Tradition has it that interest on a new mortgage must be 2% lower than interest on an existing mortgage for refinancing to be favorable. However, do not take the 2% rule as the basis for a final decision. Even if the new mortgage payments are lower, the property must be held long enough to recover closing costs in order to break even.

A complete analysis must include tax bracket, an estimate of the deductible and non-deductible closing costs, repayment penalties (if any) and numerous other factors.

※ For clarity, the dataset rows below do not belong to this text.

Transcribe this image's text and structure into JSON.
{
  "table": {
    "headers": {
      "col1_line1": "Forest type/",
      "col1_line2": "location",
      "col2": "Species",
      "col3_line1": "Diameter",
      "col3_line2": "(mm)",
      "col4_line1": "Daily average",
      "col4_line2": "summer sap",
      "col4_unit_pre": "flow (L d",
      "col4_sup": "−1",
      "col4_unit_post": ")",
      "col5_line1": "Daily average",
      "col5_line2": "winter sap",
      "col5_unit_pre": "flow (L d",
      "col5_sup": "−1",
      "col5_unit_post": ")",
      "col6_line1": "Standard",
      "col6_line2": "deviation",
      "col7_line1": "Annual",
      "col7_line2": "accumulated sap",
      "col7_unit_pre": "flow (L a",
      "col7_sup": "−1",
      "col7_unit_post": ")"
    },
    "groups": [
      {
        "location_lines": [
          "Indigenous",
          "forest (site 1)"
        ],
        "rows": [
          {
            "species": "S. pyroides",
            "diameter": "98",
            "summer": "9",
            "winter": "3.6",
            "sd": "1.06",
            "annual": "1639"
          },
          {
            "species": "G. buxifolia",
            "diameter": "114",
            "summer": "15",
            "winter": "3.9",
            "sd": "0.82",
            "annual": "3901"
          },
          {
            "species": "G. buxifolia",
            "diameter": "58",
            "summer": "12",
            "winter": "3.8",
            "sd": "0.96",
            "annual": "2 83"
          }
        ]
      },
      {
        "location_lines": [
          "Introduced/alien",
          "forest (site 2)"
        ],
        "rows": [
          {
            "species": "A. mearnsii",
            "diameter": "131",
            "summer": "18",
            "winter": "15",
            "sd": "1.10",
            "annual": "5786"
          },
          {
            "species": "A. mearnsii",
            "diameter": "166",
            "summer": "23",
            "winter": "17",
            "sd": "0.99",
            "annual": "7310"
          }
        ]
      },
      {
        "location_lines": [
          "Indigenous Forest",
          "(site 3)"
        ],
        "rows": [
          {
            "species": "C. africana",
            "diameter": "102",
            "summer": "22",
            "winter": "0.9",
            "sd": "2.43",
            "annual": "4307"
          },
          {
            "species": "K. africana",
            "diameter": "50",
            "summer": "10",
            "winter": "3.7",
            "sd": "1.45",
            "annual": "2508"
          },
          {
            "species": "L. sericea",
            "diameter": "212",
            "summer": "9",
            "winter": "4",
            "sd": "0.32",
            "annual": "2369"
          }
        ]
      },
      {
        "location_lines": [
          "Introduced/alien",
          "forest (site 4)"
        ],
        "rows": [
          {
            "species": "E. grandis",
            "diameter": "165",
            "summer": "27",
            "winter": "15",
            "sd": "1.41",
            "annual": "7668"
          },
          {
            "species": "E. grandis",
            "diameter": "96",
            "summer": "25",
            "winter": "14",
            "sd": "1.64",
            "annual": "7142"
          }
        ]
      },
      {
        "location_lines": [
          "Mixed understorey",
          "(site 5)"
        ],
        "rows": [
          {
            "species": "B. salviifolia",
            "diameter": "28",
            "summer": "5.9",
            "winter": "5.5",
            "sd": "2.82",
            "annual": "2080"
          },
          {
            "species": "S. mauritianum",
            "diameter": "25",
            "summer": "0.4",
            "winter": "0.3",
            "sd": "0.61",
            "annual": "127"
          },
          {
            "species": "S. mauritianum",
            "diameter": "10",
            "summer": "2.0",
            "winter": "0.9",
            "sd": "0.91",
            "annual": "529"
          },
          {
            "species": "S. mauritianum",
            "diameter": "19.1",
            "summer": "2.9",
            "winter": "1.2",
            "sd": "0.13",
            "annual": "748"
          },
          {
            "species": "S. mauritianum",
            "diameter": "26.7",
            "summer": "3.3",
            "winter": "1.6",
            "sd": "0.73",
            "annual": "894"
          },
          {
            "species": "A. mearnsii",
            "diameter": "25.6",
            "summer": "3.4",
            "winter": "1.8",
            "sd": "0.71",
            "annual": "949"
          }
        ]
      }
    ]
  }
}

It gets even more complicated when two current mortgages exist.

Factors to Consider before Refinancing

  • Number of months the property must be retained to “break even” – in other words, if new mortgage payments are less than the old, how many months after adjustment for tax deductions are required to recoup closing costs.
  • Amount of new mortgage payment
  • Deductible closing costs
  • Non-deductible closing costs
  • Total principal and interest paid during current mortgage
  • Total principal and interest over term of new mortgage
  • Amount of interest saved by refinancing
  • Additional interest required by refinancing
  • Amount to add to payments now to retire mortgage early (compared with cost of refinancing)
  • Interest saved by accelerating payments on current mortgage

Some people may find refinancing their mortgages to be a very attractive move. However, like all financial transactions, there is a need for careful analysis, caution, and reflection first, as well as a consultation with your financial planner.